The Bank of England has kept interest rates at 5.25% amid speculation and hopes that rates have peaked.
ThisisMoney considers what it describes as ‘the interest rate pause’ will mean for consumers while the Financial Times mulls how long rates will stay high.
Clearly one driver was the fall in CPI inflation in August to 6.3% just prior to the decision as the Guardian reported but it was also due to signs of falling business activity.
The chair of the Protection Distributors Group Neil McCarthy says it wants clarity from the FCA on where protection will sit in the advice guidance boundary review.
FTAdviser reports that advisers are moving clients off the Embark platform amid service concerns.
Rathbones’ merger with Investec W&I has been completed, creating one of the largest discretionary wealth managers in the UK, with £100bn in combined assets.
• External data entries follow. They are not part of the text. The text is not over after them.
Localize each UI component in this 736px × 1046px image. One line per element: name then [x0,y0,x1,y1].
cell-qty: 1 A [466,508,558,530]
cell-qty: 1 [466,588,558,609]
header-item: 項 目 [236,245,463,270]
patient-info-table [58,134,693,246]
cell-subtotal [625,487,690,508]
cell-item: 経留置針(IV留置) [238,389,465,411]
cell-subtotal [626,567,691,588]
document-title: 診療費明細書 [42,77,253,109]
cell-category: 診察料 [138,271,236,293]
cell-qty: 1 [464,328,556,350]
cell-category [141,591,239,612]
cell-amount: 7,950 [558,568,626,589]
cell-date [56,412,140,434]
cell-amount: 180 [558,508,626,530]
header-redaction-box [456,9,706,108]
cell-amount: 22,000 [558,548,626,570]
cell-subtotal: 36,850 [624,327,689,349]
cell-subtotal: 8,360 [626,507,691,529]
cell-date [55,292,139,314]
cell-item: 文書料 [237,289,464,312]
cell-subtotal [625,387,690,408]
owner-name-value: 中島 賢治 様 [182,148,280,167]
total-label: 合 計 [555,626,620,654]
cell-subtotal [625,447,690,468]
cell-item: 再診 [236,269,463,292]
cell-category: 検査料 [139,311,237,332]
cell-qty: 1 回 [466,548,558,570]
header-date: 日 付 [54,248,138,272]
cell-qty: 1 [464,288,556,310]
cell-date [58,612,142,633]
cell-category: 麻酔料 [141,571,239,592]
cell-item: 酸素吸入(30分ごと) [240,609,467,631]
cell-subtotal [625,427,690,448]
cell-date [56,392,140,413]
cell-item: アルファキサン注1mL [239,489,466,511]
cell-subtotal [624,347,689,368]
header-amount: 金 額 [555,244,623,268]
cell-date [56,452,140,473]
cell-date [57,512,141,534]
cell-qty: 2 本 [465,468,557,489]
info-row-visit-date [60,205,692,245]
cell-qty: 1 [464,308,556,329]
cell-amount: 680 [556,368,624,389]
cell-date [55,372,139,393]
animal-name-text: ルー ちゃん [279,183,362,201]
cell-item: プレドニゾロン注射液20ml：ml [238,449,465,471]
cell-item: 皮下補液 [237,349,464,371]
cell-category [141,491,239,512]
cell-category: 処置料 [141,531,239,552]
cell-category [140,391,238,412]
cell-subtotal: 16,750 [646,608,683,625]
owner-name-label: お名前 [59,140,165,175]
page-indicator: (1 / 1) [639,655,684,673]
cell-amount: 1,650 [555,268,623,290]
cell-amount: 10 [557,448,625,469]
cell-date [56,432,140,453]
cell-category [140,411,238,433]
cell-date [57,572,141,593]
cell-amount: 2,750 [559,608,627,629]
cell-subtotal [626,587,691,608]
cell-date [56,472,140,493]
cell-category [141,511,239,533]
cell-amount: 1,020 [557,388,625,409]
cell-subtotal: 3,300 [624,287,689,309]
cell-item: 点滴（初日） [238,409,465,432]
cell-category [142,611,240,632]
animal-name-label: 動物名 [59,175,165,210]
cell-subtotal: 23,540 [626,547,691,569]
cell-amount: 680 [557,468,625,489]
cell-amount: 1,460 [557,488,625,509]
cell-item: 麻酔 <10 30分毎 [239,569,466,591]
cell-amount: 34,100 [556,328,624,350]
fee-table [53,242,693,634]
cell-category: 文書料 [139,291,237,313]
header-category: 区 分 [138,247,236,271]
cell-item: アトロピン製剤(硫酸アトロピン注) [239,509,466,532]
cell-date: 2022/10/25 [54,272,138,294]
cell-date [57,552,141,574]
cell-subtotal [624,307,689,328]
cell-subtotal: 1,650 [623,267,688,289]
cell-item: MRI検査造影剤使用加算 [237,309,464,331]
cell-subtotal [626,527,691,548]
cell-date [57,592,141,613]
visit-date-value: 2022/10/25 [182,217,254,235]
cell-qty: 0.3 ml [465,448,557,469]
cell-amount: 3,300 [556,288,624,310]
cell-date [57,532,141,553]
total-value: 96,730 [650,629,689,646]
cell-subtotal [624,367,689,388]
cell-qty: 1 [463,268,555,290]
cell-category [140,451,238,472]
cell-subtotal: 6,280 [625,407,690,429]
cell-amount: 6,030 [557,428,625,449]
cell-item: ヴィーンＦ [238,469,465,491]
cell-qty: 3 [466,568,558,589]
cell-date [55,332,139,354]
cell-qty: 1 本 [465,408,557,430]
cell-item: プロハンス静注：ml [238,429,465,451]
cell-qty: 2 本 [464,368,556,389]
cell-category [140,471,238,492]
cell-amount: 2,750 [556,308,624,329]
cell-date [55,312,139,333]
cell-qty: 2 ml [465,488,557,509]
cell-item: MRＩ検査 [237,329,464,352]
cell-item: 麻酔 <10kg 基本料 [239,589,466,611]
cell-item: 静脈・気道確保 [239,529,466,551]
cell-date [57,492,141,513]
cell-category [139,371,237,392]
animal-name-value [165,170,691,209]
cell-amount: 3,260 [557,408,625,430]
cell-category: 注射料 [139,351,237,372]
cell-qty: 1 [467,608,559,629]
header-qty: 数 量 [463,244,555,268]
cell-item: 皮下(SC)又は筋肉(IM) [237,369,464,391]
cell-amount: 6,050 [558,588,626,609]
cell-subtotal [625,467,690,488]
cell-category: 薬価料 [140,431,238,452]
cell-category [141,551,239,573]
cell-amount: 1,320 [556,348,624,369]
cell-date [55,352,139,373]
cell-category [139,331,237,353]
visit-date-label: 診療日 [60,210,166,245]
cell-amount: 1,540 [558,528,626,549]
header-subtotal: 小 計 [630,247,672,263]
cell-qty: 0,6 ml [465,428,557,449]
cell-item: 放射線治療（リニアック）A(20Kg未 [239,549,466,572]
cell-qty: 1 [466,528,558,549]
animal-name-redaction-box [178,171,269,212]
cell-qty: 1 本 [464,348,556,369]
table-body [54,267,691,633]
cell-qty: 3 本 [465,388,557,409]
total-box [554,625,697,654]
It will operate under the Rathbones brand as Professional Adviser reports.
The FCA is to launch a crackdown on workplace misconduct following allegations of sexual harassment against the hedge fund tycoon Crispin Odey as the Sunday Telegraph reports.
Rishi Sunak has delayed some net zero commitments as Corporate Adviser reports but it is interesting to see the same title report industry views that it may not have an impact on pension trustees according to consultancy Independent Governance Group.
To quote the story - IGG says trustees are less adaptable than the government when it comes to climate change regulations, but are obligated to modify their investing approaches in response to the financial effects of climate change.”
The current situation regarding advisers and ESG feels a lot more up in the air, whatever national pledges are made or watered down.
The following may actually be a paid for piece of content, but the question asked by Royal London – how can the protection industry help minimise the strain on the NHS? Is certainly pertinent.